Apathy isn’t a good thing. The Bengals noticed a dip in fan interest last season. “Clearly, our attendance was off,” team owner Mike Brown told the Cincinnati Enquirer. “The best single thing we can do to re-establish our attendance is to win on the field.” While the Bengals made significant changes, the things most fans identify with are the same: Marvin Lewis is the coach, Andy Dalton is the quarterback, A.J. Green and Geno Atkins are the stars on each side of the ball. Another losing season would not play well with the fan base, especially since Brown seems to fear a true overhaul or a significant free-agent investment.

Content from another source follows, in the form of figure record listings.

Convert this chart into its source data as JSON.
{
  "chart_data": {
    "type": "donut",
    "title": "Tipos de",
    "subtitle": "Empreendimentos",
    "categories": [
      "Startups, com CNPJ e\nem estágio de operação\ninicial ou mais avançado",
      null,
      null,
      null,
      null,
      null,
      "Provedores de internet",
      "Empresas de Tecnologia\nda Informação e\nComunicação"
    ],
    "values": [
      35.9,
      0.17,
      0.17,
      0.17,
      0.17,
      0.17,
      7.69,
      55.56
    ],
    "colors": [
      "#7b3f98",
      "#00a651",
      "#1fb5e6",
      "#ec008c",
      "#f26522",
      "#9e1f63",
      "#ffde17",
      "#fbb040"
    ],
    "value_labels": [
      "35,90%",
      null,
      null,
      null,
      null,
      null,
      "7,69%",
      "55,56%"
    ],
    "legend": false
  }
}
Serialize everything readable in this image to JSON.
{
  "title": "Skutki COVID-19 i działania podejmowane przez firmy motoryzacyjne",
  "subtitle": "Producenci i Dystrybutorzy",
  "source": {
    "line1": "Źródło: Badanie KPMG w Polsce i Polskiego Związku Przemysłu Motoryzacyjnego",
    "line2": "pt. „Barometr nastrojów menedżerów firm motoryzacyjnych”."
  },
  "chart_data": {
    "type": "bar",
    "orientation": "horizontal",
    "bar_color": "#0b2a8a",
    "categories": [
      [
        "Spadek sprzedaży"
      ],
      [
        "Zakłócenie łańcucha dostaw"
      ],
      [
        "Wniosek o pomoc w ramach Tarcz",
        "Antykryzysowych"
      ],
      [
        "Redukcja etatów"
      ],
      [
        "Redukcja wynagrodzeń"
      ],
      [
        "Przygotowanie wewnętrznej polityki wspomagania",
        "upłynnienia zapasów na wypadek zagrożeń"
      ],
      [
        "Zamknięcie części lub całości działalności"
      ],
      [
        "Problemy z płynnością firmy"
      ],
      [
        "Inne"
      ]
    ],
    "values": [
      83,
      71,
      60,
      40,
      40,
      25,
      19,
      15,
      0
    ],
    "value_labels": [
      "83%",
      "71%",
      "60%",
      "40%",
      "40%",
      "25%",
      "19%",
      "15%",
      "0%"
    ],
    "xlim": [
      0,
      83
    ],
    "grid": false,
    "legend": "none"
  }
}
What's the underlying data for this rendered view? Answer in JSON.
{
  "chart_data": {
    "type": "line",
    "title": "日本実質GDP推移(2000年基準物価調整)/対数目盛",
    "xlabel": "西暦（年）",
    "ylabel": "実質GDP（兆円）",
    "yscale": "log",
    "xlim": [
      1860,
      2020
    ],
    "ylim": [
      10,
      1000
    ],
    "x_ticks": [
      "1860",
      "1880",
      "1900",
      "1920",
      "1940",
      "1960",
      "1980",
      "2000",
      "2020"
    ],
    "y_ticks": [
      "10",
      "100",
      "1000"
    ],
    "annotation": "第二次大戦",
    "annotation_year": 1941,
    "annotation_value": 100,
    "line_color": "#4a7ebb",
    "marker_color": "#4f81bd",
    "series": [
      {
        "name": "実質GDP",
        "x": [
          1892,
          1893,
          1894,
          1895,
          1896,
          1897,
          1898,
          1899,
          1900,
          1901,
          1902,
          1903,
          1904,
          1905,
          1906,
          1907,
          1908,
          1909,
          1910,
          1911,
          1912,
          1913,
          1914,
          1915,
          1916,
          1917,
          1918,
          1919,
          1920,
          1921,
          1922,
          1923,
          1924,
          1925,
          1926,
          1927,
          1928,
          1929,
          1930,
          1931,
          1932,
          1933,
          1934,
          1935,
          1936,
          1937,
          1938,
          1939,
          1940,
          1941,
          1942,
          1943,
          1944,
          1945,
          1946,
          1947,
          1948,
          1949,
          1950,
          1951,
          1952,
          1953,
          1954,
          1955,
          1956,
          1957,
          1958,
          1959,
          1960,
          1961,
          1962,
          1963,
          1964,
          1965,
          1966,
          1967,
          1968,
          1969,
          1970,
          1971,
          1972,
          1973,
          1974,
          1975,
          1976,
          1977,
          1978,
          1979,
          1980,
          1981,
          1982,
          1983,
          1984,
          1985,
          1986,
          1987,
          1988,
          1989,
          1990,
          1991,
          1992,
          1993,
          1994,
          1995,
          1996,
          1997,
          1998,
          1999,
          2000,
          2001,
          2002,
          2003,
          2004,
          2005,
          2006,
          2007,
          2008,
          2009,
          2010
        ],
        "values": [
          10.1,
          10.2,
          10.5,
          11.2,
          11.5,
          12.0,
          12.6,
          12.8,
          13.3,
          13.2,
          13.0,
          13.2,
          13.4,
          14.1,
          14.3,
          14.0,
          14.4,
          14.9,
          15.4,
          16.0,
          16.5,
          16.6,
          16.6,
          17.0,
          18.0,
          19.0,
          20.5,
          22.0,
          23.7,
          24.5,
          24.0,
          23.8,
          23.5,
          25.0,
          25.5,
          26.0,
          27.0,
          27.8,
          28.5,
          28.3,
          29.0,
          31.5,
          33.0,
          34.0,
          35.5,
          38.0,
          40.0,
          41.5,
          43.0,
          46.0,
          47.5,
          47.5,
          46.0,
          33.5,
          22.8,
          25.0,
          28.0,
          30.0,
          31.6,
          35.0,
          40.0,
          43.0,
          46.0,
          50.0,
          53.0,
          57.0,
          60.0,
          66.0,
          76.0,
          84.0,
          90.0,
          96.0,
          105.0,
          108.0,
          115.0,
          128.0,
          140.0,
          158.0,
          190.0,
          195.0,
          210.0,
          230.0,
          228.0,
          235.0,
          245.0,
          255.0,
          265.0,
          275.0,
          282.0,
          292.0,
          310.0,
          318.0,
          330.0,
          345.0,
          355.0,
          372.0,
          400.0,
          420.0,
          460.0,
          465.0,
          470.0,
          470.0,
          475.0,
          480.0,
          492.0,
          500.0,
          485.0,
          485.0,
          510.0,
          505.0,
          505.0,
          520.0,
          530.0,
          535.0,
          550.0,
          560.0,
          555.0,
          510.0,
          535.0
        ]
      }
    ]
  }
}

I’ve supported Marvin Lewis, but it was time for a change in the head coach spot. Instead, the Bengals seem stale despite coordinator changes. You would have liked to see Cincinnati do something big, like find a splashy new head coach or draft quarterback Lamar Jackson in the first round instead of a center. Instead it’s mostly the same old, and while the changes should result in improvements, the Bengals won’t reach .500 this season. That should lead to some earth-shaking changes, but probably not.